The average American with debt owes around $26,621, which shows many of us struggle to budget.
Creating a budget feels overwhelming because it’s difficult to make sacrifices, whether it’s not dining in restaurants or going to the movies with friends. But there are ways you can continue living your best life without breaking the bank. Perhaps you’re struggling to create a budgeting strategy, and you’re looking for inspiration.
Sounds like you? Don’t worry; you’ve come to the right place. Here is everything you need to know.
Calculate Your Monthly Income
If your goal is to get an 800 credit score, then creating an ironclad budgeting strategy is crucial. The first step in calculating your monthly income, so you know what you’re working with. Focus on your main source of income rather than side hustles because they could fluctuate.
Consider Your Financial Goals
Before starting the budgeting process, consider your financial goals. Perhaps you’re trying to pay back debt or save up for an expensive piece of furniture. Further, be honest about your current spending as you may notice a huge spike in unnecessary purchases like clothes or eating out.
Then, once you’ve designed a smart budget plan, it’ll be easier to funnel funds into the areas you want, whether it’s building an emergency fund or investing in your side hustle.
List Your Expenses
In your financial management plan, it’s important to list your expenses. This includes the main four: food, utilities, rent or mortgage, and transport. Note that your eating habits, energy bills, and the amount of gas you need will fluctuate every month so calculate an average.

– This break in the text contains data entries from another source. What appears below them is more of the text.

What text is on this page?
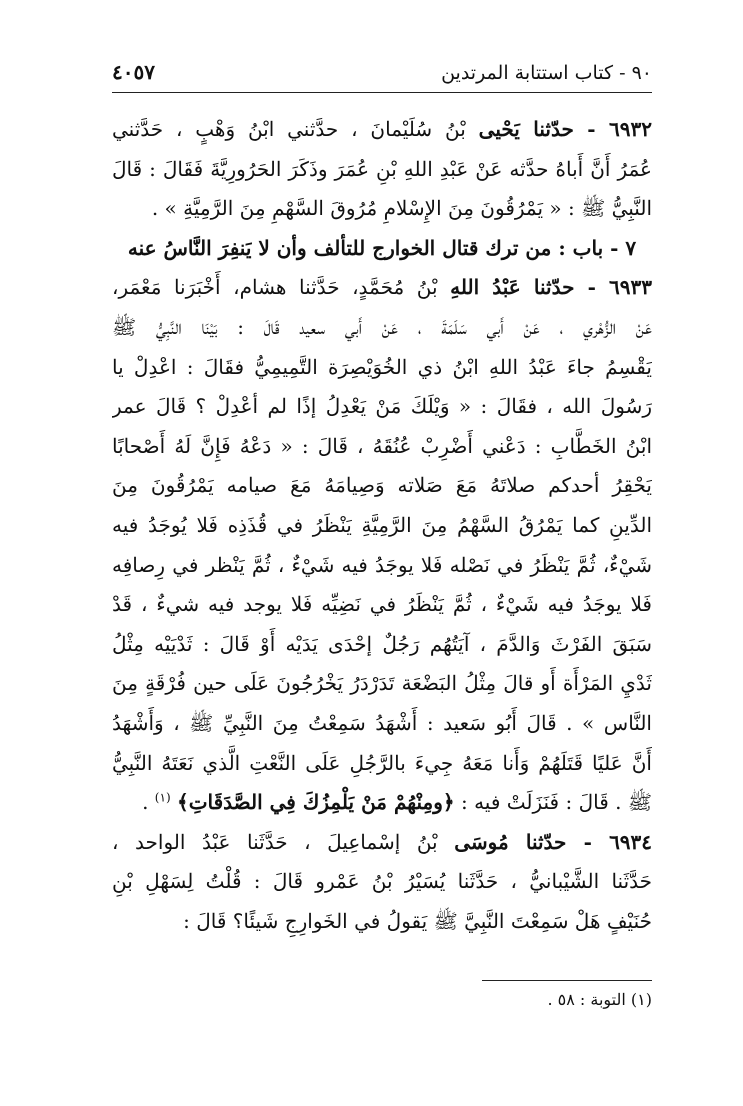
٩٠ - كتاب استتابة المرتدين
٤٠٥٧
٦٩٣٢ - حدّثنا يَحْيى بْنُ سُلَيْمانَ ، حدَّثني ابْنُ وَهْبٍ ، حَدَّثني
عُمَرُ أَنَّ أَباهُ حدَّثه عَنْ عَبْدِ اللهِ بْنِ عُمَرَ وذَكَرَ الحَرُورِيَّةَ فَقَالَ : قَالَ
النَّبِيُّ ﷺ : « يَمْرُقُونَ مِنَ الإِسْلامِ مُرُوقَ السَّهْمِ مِنَ الرَّمِيَّةِ » .
٧ - باب : من ترك قتال الخوارج للتألف وأن لا يَنفِرَ النَّاسُ عنه
٦٩٣٣ - حدّثنا عَبْدُ اللهِ بْنُ مُحَمَّدٍ، حَدَّثنا هشام، أَخْبَرَنا مَعْمَر،
عَنْ الزُّهْري ، عَنْ أَبي سَلَمَةَ ، عَنْ أَبي سعيد قَالَ : بَيْنَا النَّبِيُّ ﷺ
يَقْسِمُ جاءَ عَبْدُ اللهِ ابْنُ ذي الخُوَيْصِرَة التَّمِيمِيُّ فقَالَ : اعْدِلْ يا
رَسُولَ الله ، فقَالَ : « وَيْلَكَ مَنْ يَعْدِلُ إذًا لم أعْدِلْ ؟ قَالَ عمر
ابْنُ الخَطَّابِ : دَعْني أَضْرِبْ عُنُقَهُ ، قَالَ : « دَعْهُ فَإِنَّ لَهُ أَصْحابًا
يَحْقِرُ أحدكم صلاتَهُ مَعَ صَلاته وَصِيامَهُ مَعَ صيامه يَمْرُقُونَ مِنَ
الدِّينِ كما يَمْرُقُ السَّهْمُ مِنَ الرَّمِيَّةِ يَنْظَرُ في قُذَذِه فَلا يُوجَدُ فيه
شَيْءٌ، ثُمَّ يَنْظَرُ في نَصْله فَلا يوجَدُ فيه شَيْءٌ ، ثُمَّ يَنْظر في رِصافِه
فَلا يوجَدُ فيه شَيْءٌ ، ثُمَّ يَنْظَرُ في نَضِيِّه فَلا يوجد فيه شيءٌ ، قَدْ
سَبَقَ الفَرْثَ وَالدَّمَ ، آيَتُهُم رَجُلٌ إحْدَى يَدَيْه أَوْ قَالَ : ثَدْيَيْه مِثْلُ
ثَدْيِ المَرْأَة أَو قالَ مِثْلُ البَضْعَة تَدَرْدَرُ يَخْرُجُونَ عَلَى حين فُرْقَةٍ مِنَ
النَّاس » . قَالَ أَبُو سَعيد : أَشْهَدُ سَمِعْتُ مِنَ النَّبِيِّ ﷺ ، وَأَشْهَدُ
أَنَّ عَليًا قَتَلَهُمْ وَأَنا مَعَهُ جِيءَ بالرَّجُلِ عَلَى النَّعْتِ الَّذي نَعَتَهُ النَّبِيُّ
ﷺ . قَالَ : فَنَزَلَتْ فيه : ﴿ومِنْهُمْ مَنْ يَلْمِزُكَ فِي الصَّدَقَاتِ﴾ $^{(١)}$ .
٦٩٣٤ - حدّثنا مُوسَى بْنُ إسْماعِيلَ ، حَدَّثَنا عَبْدُ الواحد ،
حَدَّثَنا الشَّيْبانيُّ ، حَدَّثَنا يُسَيْرُ بْنُ عَمْرو قَالَ : قُلْتُ لِسَهْلِ بْنِ
حُنَيْفٍ هَلْ سَمِعْتَ النَّبِيَّ ﷺ يَقولُ في الخَوارِجِ شَيئًا؟ قَالَ :
(١) التوبة : ٥٨ .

Then, subtract these from your monthly budget, so you know what else is left. Note, if you’re in debt, then dedicate a chunk, so you don’t accumulate bank fees. Once you’ve done that, then you will have a sum that you can use for entertainment and hobbies.
Try the 50/30/20 Rule
Professionals in the financial industry are familiar with the 50/30/20 rule because it’s so effective. This is where you divide your money into three separate piles. There’s 50% for needs, 30% towards wants, and 20% for your savings. The key is to keep these separate, so you don’t dip into your emergency fund for non-urgent items like new pants.
Track Your Spending
A top money management tip is to consistently track your spending. You can use the old-school way of using spreadsheets or a budgeting app that you can download to your phone. The most popular ones include Mint, Goodbudget, and PocketGuard.
Further, create a new budget every month so you can accommodate special occasions like birthdays.
Create a Budgeting Strategy Today
Hopefully, after reading this article, you’ll create a robust budgeting strategy.
Start by calculating your monthly income, factor in your financial goals, and list your expenses. You should also follow the 50/30/20 rule and track your spending, so you stay on top of things. Good luck!